She was loud and rebellious,
Her feet would not stay at home.
— Proverbs 7:11 NKJV
Some time back DeNihilist linked to a blog post titled: 21 Signs You’re A Rebellious Woman (language warning). The post begins by explaining that a rebellious woman doesn’t conform to cliché standards:
1. You adamantly refuse to be the kind of woman the world wants you to be. You shun the status quo and loathe outdated clichés of what it means to be a woman, knowing these antiquated views are holding us all back from expressing ourselves fully.
The rest of the list is of course a list of cliché standards, since feminism is no longer at all counter-cultural. Number four however caught my eye:
4. You will never be small or less-than or weak. Your presence is a roar, never a whisper.
This one stood out because it reminded me of a question Pastor Driscoll received at the end of his sermon on 1 Pet 3:1-6. 1 Pet 3:4 instructs wives to submit to their husbands and cultivate “a gentle and quiet spirit, which is very precious in the sight of God.” A woman in the congregation was concerned that this spirit was meant to bear fruit. Driscoll invited his wife Grace up to answer the questions from the women in the congregation because:
if I answered all of the women’s questions it would go really bad.
The specific question was (emphasis mine):
Can an outgoing/boisterous wife also have a quiet spirit?
Mrs. Driscoll explains:
I would say yes. Also a quiet woman can have an unsubmissive heart and actions. So it doesn’t have to do with the personality of the person. I have many friends that are more passionate and outgoing but they are fully submissive and respectful of their husbands.
Proverbs 9:13 says: “The woman Folly is loud; she is undisciplined and without knowledge.” I think the question you need to ask yourself is are you without knowledge in your boisterousness? Are you undisciplined? Are you seeking the Lord? Are you prayerful when you are with your husband and even if you are energetic or boisterous are you praying before you speak words to him? And also consider asking your husband if your boisterousness is disrespectful at all at times to him and be willing to repent if that is the case. But just because you are outgoing or boisterous doesn’t necessarily mean that you are unsubmissive. It doesn’t necessarily go hand in hand.

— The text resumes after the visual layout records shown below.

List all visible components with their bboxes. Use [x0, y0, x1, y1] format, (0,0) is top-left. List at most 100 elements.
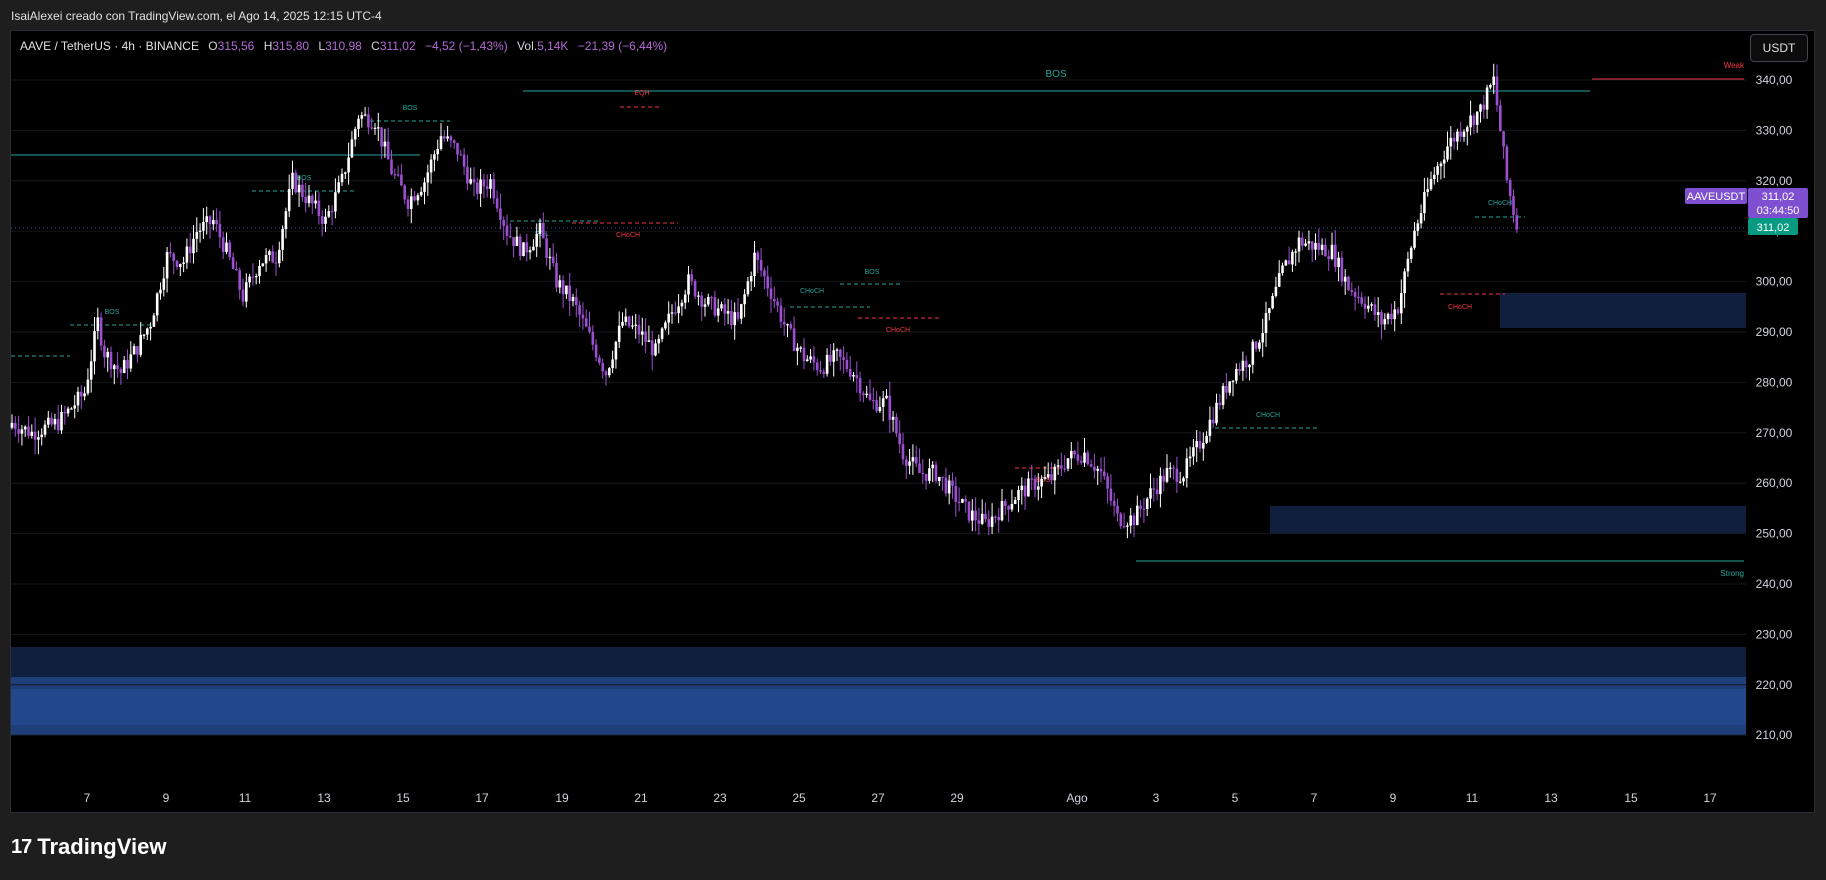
structure-label: EQH [634, 90, 649, 97]
candle-body [274, 262, 278, 264]
candle-body [1383, 319, 1387, 325]
candle-body [591, 331, 595, 345]
candle-body [809, 356, 812, 360]
high-value: 315,80 [272, 39, 310, 53]
candle-body [185, 246, 189, 263]
candle-body [990, 516, 994, 527]
candle-body [598, 357, 601, 363]
price-chart[interactable]: BOSWeakStrongBOSBOSBOSCHoCHBOSCHoCHCHoCH… [0, 0, 1826, 880]
candle-body [367, 114, 370, 128]
close-label: C [371, 39, 380, 53]
candle-body [819, 370, 822, 372]
candle-body [476, 182, 479, 194]
time-tick-label: 23 [713, 791, 727, 805]
candle-body [548, 256, 552, 259]
candle-body [113, 365, 116, 370]
candle-body [202, 221, 205, 231]
candle-body [43, 424, 47, 435]
candle-body [452, 140, 456, 143]
candle-body [489, 179, 492, 189]
candle-body [119, 369, 123, 373]
candle-body [14, 422, 17, 430]
candle-body [730, 311, 733, 326]
candle-body [426, 172, 430, 183]
tradingview-logo: 17 TradingView [11, 834, 166, 859]
candle-body [773, 298, 776, 302]
candle-body [779, 305, 783, 322]
candle-body [1215, 402, 1218, 424]
candle-body [829, 354, 832, 362]
open-value: 315,56 [217, 39, 255, 53]
candle-body [396, 174, 400, 176]
candle-body [924, 473, 928, 481]
candle-body [1446, 146, 1449, 160]
candle-body [1122, 526, 1126, 528]
candle-body [528, 250, 532, 253]
candle-body [967, 501, 971, 521]
candle-body [459, 154, 463, 156]
candle-body [720, 304, 723, 309]
candle-body [238, 270, 241, 290]
candle-body [878, 406, 882, 412]
candle-body [885, 395, 888, 399]
candle-body [360, 115, 364, 119]
candle-body [545, 238, 548, 259]
candle-body [782, 321, 786, 325]
candle-body [1466, 127, 1469, 132]
candle-body [1327, 256, 1330, 259]
symbol-name[interactable]: AAVE / TetherUS · 4h · BINANCE [20, 39, 199, 53]
time-tick-label: 15 [396, 791, 410, 805]
candle-body [1495, 76, 1499, 106]
symbol-legend[interactable]: AAVE / TetherUS · 4h · BINANCE O315,56 H… [20, 39, 667, 53]
candle-body [621, 321, 624, 326]
order-block-upper [1500, 293, 1746, 328]
order-block-mid [1270, 506, 1746, 534]
candle-body [271, 251, 274, 263]
candle-body [502, 220, 505, 226]
candle-body [129, 354, 133, 369]
candle-body [410, 196, 413, 210]
candle-body [891, 416, 895, 420]
candle-body [192, 238, 195, 254]
candle-body [852, 375, 855, 377]
candle-body [700, 295, 703, 307]
candle-body [634, 324, 637, 326]
candle-body [532, 246, 535, 251]
candle-body [588, 326, 591, 332]
candle-body [245, 282, 248, 302]
candle-body [179, 263, 182, 267]
candle-body [1320, 244, 1324, 250]
candle-body [353, 129, 357, 140]
candle-body [740, 304, 743, 319]
candle-body [228, 242, 232, 258]
candle-body [518, 236, 522, 257]
candle-body [495, 198, 499, 209]
time-tick-label: 11 [239, 791, 252, 805]
candle-body [386, 141, 390, 160]
candle-body [1241, 360, 1245, 371]
candle-body [1056, 465, 1060, 467]
candle-body [443, 136, 446, 139]
candle-body [1409, 247, 1413, 259]
candle-body [1390, 313, 1393, 320]
candle-body [1360, 297, 1363, 304]
price-tick-label: 250,00 [1756, 527, 1793, 541]
candle-body [344, 172, 347, 174]
candle-body [320, 216, 324, 224]
candle-body [1297, 237, 1301, 252]
candle-body [1281, 265, 1284, 274]
candle-body [1195, 441, 1198, 448]
candle-body [848, 368, 852, 377]
candle-body [1027, 478, 1030, 497]
candle-body [1149, 488, 1152, 499]
low-value: 310,98 [325, 39, 362, 53]
currency-button[interactable]: USDT [1750, 34, 1808, 62]
candle-body [1439, 163, 1443, 167]
candle-body [845, 359, 849, 369]
candle-body [1103, 471, 1106, 477]
candle-body [1271, 296, 1274, 309]
candle-body [370, 127, 373, 129]
candle-body [63, 411, 67, 414]
candle-body [581, 314, 585, 319]
candle-body [994, 516, 997, 518]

The best part of her response is when she defers to the woman’s husband to answer. In fact, had she limited her answer to this suggestion, it would have been an outstanding answer. However, it would have been even better had Mark given this answer directly. Moreover, given that Grace is answering the question because Mark feared rebellion from the wives, I don’t think the woman’s husband is in a good position to answer with any real leadership. If Pastor Driscoll fears this man’s wife, no doubt her husband fears her even more.
But more interesting than Grace’s answer, and perhaps more interesting than Mark’s fear of answering, is the question itself. In our feminist era the idea of a woman being quiet and gentle is heresy. “I am woman, hear me roar!” is the anthem inspired by second wave feminism, with ban bossy being just the latest incarnation of the mindset. Even conservative Christians are now terrified that wives will lack moxie. That the Bible would call on women to suppress this central aspect of feminism is horrifying, and this leads to much rationalization. Of course it can’t actually mean cultivating a quiet, gentle spirit. That is flat out unimaginable.
And yet, not only does it say this, but the reflexive reaction by feminist Christian women against actually being gentle and quiet should only reinforce the importance of it.